Monday, January 26, 2009

Third Trimester Exhaustion

Ok.  I have forgotten how tired you get again at the end of your pregnancy. I am worn out again! We have been working on the house and getting everything in its place. I am so glad that we pushed so hard and got everything done with the house. It is so nice and homey and really peaceful here. We are having some trouble with Court sleeping now that she is without her passies for security, but she's doing okay considering that she has had those things since she was born! It is so strange to try and settle in here without our sweet Jace Richard. We miss him more every day. Today was pretty weird and slightly reminiscent of last December. It was hard for both of us to deal with all those memories again today.
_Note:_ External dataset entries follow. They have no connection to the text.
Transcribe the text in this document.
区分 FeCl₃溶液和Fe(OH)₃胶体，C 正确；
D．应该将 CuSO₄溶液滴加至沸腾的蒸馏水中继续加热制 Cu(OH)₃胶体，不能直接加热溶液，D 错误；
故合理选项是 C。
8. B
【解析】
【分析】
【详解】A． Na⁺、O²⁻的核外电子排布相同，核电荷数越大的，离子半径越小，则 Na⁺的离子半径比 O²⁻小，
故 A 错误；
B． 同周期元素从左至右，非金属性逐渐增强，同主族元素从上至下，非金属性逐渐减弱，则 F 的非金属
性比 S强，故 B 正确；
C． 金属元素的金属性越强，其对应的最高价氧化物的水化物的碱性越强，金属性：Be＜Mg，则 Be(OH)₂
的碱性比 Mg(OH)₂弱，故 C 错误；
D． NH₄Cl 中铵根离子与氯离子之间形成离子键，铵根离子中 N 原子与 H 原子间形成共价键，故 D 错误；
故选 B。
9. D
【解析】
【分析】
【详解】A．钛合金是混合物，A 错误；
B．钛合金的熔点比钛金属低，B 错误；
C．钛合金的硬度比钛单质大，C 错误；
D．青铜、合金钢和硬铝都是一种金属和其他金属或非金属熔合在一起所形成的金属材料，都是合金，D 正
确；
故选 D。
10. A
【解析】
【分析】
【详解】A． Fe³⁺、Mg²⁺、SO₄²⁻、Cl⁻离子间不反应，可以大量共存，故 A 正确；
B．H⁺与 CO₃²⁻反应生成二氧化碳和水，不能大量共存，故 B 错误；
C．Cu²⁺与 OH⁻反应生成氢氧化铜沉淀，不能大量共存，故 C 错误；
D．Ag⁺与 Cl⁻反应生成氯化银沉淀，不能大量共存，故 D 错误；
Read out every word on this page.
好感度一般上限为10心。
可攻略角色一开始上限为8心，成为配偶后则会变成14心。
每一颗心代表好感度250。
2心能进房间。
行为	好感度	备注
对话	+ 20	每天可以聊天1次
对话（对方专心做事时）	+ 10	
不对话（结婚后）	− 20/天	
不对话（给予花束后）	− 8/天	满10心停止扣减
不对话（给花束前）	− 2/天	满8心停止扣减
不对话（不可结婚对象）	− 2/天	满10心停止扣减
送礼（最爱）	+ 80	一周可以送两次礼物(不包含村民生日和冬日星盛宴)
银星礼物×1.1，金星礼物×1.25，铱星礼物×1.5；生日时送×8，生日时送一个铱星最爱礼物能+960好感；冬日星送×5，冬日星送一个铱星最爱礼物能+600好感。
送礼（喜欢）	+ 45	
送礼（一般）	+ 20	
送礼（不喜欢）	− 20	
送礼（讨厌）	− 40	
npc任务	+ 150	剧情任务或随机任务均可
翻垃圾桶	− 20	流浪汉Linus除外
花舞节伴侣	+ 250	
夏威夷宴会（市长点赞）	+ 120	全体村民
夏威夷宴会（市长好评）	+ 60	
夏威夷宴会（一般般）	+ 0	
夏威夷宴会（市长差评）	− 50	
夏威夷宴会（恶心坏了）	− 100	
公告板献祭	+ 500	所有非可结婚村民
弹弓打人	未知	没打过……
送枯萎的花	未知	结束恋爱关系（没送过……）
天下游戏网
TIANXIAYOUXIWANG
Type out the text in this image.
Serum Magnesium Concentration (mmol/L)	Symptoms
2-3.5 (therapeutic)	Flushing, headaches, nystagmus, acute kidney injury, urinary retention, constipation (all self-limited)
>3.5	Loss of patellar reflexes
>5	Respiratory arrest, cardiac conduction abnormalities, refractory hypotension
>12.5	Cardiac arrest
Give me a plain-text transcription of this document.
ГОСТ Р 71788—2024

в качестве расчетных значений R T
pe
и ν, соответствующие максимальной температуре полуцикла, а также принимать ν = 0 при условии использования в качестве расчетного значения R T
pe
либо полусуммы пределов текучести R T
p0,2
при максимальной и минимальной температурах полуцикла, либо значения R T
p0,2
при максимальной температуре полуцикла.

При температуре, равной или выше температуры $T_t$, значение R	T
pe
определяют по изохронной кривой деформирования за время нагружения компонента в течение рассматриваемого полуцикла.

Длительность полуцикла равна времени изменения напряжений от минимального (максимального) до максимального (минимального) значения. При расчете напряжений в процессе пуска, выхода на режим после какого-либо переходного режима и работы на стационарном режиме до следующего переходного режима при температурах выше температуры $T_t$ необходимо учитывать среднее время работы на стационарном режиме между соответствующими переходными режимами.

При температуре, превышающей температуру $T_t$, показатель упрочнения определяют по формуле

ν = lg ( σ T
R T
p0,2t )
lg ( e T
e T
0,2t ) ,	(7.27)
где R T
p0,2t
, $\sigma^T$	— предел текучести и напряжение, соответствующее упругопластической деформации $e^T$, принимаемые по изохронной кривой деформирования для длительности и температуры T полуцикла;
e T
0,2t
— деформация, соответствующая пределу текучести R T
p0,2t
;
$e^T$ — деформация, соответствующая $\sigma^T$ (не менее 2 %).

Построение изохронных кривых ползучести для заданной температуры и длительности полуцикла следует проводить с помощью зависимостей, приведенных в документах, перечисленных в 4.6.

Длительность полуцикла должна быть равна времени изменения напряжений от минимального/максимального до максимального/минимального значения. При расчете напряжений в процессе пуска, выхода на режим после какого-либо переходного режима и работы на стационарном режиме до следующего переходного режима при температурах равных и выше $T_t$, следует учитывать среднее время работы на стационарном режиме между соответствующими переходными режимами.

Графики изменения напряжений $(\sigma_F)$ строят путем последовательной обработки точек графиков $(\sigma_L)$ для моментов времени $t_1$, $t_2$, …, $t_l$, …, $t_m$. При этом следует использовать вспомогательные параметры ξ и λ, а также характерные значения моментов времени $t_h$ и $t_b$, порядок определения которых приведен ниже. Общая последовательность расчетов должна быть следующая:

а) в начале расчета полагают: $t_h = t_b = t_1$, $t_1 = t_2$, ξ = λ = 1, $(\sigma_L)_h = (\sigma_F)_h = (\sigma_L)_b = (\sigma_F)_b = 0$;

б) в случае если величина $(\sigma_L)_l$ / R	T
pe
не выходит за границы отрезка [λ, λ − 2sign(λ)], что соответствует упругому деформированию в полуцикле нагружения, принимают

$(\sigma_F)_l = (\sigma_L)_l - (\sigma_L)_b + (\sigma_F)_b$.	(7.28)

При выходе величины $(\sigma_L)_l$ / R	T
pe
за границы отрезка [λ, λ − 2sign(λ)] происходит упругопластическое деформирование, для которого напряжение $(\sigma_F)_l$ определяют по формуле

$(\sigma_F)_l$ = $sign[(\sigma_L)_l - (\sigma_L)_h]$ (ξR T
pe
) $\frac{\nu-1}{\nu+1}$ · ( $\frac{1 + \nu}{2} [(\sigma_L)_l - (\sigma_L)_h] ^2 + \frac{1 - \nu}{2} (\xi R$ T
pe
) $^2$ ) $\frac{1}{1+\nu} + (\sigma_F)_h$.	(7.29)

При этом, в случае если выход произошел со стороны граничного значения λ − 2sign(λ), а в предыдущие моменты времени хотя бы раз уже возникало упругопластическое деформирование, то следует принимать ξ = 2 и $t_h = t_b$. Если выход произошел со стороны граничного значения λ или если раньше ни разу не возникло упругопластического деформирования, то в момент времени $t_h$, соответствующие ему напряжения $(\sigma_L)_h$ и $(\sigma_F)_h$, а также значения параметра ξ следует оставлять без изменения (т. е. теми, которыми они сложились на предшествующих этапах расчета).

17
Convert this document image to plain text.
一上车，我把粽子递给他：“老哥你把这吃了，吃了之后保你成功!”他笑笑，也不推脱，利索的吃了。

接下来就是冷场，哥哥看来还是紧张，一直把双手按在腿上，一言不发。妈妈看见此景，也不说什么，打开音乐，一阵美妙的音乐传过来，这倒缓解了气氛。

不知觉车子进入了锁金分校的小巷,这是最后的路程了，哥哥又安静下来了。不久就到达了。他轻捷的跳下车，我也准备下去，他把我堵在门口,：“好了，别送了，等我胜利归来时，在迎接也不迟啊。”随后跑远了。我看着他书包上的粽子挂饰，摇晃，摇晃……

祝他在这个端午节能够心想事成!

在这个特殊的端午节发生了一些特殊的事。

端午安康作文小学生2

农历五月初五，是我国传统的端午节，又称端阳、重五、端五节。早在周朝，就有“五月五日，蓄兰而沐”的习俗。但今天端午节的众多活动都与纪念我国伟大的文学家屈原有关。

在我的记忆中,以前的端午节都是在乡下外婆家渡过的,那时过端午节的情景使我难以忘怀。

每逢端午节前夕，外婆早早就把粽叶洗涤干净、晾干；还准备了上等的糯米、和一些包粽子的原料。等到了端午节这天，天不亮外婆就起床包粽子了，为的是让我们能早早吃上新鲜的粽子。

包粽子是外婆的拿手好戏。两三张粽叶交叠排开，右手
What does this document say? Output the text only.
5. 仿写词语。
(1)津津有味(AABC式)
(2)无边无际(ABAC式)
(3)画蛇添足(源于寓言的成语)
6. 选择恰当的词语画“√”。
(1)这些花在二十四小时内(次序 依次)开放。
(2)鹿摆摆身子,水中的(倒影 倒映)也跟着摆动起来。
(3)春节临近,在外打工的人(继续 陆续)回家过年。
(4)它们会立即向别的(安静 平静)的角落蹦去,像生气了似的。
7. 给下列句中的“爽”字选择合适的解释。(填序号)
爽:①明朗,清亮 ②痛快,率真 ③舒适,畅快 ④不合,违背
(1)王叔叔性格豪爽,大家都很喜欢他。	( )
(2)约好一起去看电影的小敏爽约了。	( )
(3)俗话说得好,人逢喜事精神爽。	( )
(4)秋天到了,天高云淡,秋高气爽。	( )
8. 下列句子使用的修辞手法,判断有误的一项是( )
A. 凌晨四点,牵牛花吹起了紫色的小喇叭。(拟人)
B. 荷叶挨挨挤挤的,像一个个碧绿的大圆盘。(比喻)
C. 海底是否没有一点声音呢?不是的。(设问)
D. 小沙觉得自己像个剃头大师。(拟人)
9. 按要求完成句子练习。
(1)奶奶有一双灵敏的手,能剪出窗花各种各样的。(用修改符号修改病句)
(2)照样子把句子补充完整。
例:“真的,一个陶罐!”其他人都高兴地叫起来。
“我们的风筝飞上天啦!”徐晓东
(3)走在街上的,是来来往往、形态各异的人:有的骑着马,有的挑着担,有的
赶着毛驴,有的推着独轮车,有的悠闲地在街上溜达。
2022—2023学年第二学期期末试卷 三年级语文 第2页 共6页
I think its good for us to remember that it has only been almost six months since he went to be with Jesus and that we are just gonna miss him. My best friend and I had a conversation the other day, though about moving forward and knowing that we are always going to miss Jace but knowing that we are not honoring him any less by enjoying our family and our lives right now. That if anything, we are honoring him more by looking forward to the future with hope and faith that we will be happy again. I believe with all my heart that I will never be the same and  that forever I will dream of what it would have been like to see him at every stage. The pain never completely goes away, I am convinced of that. But Molly reminded me that I want my sweet baby Jett to feel that he is just as precious to us as his big brother is and that we are so thankful to have him and excited for him to come. Its so hard, but I am continuing  to learn how to jump of the edge with Jesus and live in the middle of his love for me. I am learning how to live believing that he loves me in every circumstance in my life and knowing that he still loves me, even when I don't understand. Thank you all, My precious friends, for praying for us and lifting us up. This is a hard journey to be on and it continues to be so challenging, but oh to know God the way that I have come to know him!! To grow with him the way that I am learning to do right now! He has never let go of us! 
Lydi

Wednesday, January 7, 2009

No More Passies and A New Puppy!!



Okay, well we finally got moved in. We painted EVERY room in the new house and it took just a few days but we are pretty exhausted. We also got rid of Court's passies. I put some pictures up of it. We tied them all to balloons and sent them up to heaven to her Bubba. The first night, she was crying and she told her daddy that she thinks maybe when she gets to heaven her Bubba will share the passies with her. She thinks they will just run and play and have their passies. That's what she said and after that she smiled and laid down and went to sleep! She still says it every once in awhile, that she can't wait to have passies with her Bubba in heaven. It has been three days and we are finally going to sleep without crying. She actually did way better than I thought she would. I'm very proud of her. 
We got a siberian husky puppy on saturday. It was a late Christmas present for Court. She has been asking for a puppy since Jace died. I think we are finally getting the hang of that too. We are having so much fun watching her and Court play together. Court named her Eva from her favorite movie, Wall-e. Anyway, I will put up some pictures of the house in a couple of days. I have really good before and after pictures. Just continue to pray for us. This is so hard to make a new start without our sweet little boy. Our invasion story is Sunday at Life church. I'd love for all of you to be able to see it!